Книги на русском языке для моих детей – это в первую много трудных и непонятных слов. Читаю я обычно по-русски, а обсуждаем мы прочитанное на двух языках. Недавно мы читали две книги Марины Аромштам – «Желудёнок» и «Жил-был Шорох», и в каждой книге столкнулись с непонятным названием. Что за «Желудёнок?» Что такое «шорох»? Пришлось разбираться. Прочитав «Желудёнка» в первый раз, пошли искать желуди, для наглядности. У нас как раз есть один знакомый дуб, он живет рядом с тропинкой, по которой мы ходим в школу. Пятилетний Алик набрал полные карманы желудей и дома стал рассматривать, у кого какие шапочки, хвостики и что у желудей внутри. А моя дочь (ей 9 лет) стала давать имена своим желудям и решать, кто мальчик, а кто девочка. Мальчиков было значительно больше и разговаривали они с заметным французским акцентом (сказывались «береты» на желудях).
Уже точно зная, что такое желудь, мы прочитали книгу еще раз и решили ее обсудить. Я спрашиваю, что им понравилось. Сын, не задумываясь: «Шапочка! Потому что у нее хвостик есть». Нашел у себя «шапочку с хвостиком» и стал падать на пол желудёнком. А дочка ответила уже более серьезно: «Мне понравилось, что это история о жизненном цикле и здесь в деталях написано, как вырастает дуб».
О жизненном цикле! Она сказала это по-английски, но мне кажется, что суть уловила верно.
С «Шорохом» дело обстояло сложнее. В книге он рождается, растет, находит друзей и новый дом, живет себе вполне обычной жизнью. По всем признакам это должно быть какое-то дикое русское животное. Я не хотела просто переводить на английский слово «шорох» и все пыталась произвести «шуршащий» звук с помощью того, что было под рукой: одеяла, книжки и даже детских волос. Дети вроде поняли, что это такое. Читаем дальше. Шорох ушел от ежихи: «Куда податься?» Сын кричит: «На речку!» Дочка: «На море! Если есть лес, значит где-то должно быть море». Это, видимо, сказывается, что мои дети выросли в Северной Калифорнии. Но и звук уловили точно, и почти угадали место – Шорох попал в камыши на прудике.
На странице с камышами дети радостно начали изображать удивление камышей. Для моих детей «озвучивать» иллюстрации – это в первую очередь языковая практика, ведь камыши говорят только по-русски. Варя говорит за одного: «Ничего себе!», а Алик за других: «ООО!», «Давай жить с нами!». Заодно выяснили, что такое «камыши».

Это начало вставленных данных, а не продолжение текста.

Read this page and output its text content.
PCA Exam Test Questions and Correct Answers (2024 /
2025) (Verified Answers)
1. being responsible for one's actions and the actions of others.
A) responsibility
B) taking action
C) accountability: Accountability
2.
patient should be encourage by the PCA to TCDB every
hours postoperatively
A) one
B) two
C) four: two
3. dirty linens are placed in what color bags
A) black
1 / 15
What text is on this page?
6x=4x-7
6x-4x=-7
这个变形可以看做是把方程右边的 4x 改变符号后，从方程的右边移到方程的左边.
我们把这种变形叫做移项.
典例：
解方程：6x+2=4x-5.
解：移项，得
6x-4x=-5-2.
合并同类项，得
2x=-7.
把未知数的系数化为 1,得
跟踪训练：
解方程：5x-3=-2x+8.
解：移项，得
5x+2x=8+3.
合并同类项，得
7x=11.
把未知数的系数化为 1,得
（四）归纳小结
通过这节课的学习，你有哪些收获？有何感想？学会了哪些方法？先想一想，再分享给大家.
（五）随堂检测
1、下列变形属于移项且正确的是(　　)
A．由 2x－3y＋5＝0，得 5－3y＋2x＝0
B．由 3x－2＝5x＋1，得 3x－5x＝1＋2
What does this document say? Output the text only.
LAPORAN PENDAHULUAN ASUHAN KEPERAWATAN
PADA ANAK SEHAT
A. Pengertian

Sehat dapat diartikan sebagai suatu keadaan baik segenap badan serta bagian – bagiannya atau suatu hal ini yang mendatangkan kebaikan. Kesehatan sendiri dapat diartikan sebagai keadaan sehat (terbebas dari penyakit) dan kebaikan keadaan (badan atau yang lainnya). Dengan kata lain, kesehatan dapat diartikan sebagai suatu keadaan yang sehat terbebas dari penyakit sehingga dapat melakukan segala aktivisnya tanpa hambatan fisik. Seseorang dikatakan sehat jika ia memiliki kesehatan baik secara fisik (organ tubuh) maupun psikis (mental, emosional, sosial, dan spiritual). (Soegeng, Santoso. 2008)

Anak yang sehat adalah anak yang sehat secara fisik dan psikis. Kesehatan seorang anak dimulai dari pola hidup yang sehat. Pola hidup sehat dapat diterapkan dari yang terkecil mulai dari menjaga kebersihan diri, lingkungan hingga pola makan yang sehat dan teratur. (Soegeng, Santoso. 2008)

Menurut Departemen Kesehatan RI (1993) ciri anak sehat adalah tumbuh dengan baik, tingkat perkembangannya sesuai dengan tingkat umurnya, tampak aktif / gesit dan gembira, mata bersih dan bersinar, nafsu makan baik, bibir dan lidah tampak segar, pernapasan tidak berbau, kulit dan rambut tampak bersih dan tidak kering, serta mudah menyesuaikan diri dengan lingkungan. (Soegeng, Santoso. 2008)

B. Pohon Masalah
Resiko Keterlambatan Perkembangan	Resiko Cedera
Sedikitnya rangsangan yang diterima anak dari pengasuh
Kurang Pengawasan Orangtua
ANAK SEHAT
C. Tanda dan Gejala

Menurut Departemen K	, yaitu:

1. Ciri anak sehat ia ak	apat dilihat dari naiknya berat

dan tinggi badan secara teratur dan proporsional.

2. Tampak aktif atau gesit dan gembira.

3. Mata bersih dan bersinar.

Мой пятилетний сын только начал учить русский алфавит, и с особой радостью везде выискивал букву «Ш». Тут Варя подметила, что на странице с камышами много слов с буквой «Ш»: и камыШи, лягуШка, сам Шорох, а потом еще коШка и мыШонок. И даже в моем имени есть немного «Шороха», я же МаШа. Я спрашиваю, будут ли мышонок и Шорох друзьями. Дети решили, что наверняка да. У них же так много общего! Буква «Ш», например. Алик сказал: «Мне нравится, как Шорох помогает мышонку, потому что надо помогать, если кто-то в беде».
Но тут моя дочка не выдержала: «Нет, я все-таки не понимаю, что это за животное такое? Как оно по-английски называется?» Я сдалась и объяснила по-английски, что это не животное, а такой звук. Она даже расстроилась, что нет такого симпатичного русского животного, похожего на букву «Ш». «Значит, это точно сказка, раз он не живой, а разговаривает, как настоящий», – подытожила Варя. А я поймала себя на мысли о том, что для меня вот это и есть признак мастерства и успешного сотрудничества автора и иллюстратора – когда история и ее персонажи становятся совершенно настоящими и нет сомнения, что «Шорох» – это живое существо.
…На следующее утро Алик проснулся, а волосы все в разные стороны. Он ко мне подходит с объяснением: «Это ко мне Шорох приходил». Оказывается, у нас тоже живет Шорох, он еще тот шалунишка.